James Dimon, who is slated to be president of the new Citigroup, had 1997 compensation of $5.2 million, which would put him 12th on the banker list, a shade behind Chase Manhattan Corp. vice chairman William B. Harrison Jr. Mr. Dimon's bonus last year was $4.6 million.

Deryck Maughan, co-CEO of Salomon Smith Barney with Mr. Dimon, had 1997 compensation of $4.7 million. That would be just behind the No. 14 bank executive, MBNA Corp. president Charles M. Cawley. Mr. Maughan's bonus was $3.9 million.

Steven D. Black, vice chairman of Salomon Smith Barney, had $4.5 million, including a bonus of $4.3 million, ranking behind NationsBank Corp. CEO Hugh L. McColl Jr., No. 16.

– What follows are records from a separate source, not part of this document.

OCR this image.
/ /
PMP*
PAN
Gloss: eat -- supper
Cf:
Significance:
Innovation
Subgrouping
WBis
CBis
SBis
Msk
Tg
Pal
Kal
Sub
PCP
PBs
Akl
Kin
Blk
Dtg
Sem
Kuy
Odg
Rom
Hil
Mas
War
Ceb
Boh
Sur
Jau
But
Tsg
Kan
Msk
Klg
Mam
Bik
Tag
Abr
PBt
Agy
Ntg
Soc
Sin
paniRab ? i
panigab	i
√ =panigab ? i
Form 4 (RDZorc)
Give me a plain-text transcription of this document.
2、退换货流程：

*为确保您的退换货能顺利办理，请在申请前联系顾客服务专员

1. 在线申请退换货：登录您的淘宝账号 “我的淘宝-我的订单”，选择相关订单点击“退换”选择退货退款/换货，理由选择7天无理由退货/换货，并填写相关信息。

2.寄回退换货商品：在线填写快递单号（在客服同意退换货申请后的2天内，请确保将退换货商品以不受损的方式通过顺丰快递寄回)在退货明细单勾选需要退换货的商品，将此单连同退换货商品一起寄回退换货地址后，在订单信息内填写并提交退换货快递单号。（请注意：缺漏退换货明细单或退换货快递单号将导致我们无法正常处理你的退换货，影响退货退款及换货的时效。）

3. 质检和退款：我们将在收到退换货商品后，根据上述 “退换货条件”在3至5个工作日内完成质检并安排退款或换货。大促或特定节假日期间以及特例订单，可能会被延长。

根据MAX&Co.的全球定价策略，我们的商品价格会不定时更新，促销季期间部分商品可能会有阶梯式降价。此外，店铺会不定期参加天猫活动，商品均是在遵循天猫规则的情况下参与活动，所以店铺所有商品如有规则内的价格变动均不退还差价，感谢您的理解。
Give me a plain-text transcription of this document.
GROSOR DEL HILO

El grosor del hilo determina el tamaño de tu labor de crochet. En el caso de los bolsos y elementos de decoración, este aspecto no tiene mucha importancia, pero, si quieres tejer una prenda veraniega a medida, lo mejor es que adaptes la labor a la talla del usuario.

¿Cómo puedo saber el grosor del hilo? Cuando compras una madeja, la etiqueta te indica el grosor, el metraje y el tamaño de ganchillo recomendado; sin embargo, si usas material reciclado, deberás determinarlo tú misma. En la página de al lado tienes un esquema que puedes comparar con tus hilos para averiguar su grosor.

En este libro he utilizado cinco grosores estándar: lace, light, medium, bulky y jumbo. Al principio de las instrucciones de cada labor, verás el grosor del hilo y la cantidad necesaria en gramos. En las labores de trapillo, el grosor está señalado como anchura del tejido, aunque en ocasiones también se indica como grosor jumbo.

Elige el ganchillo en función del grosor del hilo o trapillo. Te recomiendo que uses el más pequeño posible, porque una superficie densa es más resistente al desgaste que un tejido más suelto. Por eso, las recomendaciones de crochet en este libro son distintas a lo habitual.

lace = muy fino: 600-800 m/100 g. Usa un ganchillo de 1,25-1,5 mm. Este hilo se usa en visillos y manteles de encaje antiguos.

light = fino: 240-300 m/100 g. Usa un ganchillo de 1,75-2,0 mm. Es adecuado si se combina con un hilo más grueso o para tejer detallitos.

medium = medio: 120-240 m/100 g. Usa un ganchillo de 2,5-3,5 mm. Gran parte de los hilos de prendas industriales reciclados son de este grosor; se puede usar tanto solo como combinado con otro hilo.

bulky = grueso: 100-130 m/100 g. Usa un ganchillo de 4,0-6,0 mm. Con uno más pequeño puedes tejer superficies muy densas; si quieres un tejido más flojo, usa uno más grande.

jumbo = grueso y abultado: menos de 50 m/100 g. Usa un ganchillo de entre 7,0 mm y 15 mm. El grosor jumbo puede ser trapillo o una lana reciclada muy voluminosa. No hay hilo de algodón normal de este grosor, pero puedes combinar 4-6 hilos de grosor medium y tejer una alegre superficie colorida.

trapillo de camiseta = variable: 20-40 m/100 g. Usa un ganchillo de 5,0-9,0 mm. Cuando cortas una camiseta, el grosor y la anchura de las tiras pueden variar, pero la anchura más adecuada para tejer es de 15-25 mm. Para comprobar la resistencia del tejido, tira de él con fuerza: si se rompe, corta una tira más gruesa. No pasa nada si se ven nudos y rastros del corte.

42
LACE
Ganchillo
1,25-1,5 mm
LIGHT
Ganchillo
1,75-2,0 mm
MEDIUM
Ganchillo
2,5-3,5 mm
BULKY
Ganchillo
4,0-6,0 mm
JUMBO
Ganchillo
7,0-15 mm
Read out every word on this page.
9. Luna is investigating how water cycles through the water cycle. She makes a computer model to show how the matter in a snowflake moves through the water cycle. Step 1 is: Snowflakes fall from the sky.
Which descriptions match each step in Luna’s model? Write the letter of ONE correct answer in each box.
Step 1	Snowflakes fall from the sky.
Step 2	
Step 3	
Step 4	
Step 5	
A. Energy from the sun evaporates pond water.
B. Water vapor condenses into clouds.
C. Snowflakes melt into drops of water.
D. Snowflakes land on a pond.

Robert Lipp, chairman of Travelers Property and Casualty Co., had $3.58 million in pay last year, including $2.98 million in bonus, which would have displaced Bank of New York senior executive vice president Deno Papageorge at No. 23.

Analysts said big increases could be in the offing for Citicorp people to plug the earnings gap. That group could include Mr. Reed and Victor J. Menezes, the new president of Citibank NA, who is responsible for working closely with Mr. Dimon and Mr. Maughan to run Citigroup's global corporate banking business.

Mr. Berry said to overcome cultural imbalances, Mr. Menezes "would have to be treated in a similar fashion" as his counterparts at Salomon Smith Barney.

The American Banker data indicated strong stock performance and acquisitions benefited some top commercial bankers. Mr. Cameron of U.S. Bancorp, which was sold to First Bank System of Minneapolis, increased his annual pay by 339%.

Richard L. Lehmann, president of Columbus, Ohio-based Banc One Corp., saw his compensation jump 220%, to $4.7 million. Banc One chairman John B. McCoy had a 158% increase, to $7 million. Both executives received an extra bonus for stock performance, according to Banc One's proxy.

Conversely, executives at banks with weaker stock performance paid a price.

Roberto G. Mendoza, vice chairman of J.P. Morgan, had a 14% drop in pay, to $2.6 million. Another vice chairman, Kurt F. Viermitz, was down 9%, to $2.4 million. Douglas A. Warner 3d, Morgan's chairman and CEO, had a 6% drop, to $3.1 million.

Paul F. Hazen, chairman and CEO of Wells Fargo & Co., had a 3% drop, to $2.9 million. Wells Fargo shares also struggled last year as the San Francisco bank had trouble integrating the operations of First Interstate Bancorp, which it acquired in 1996.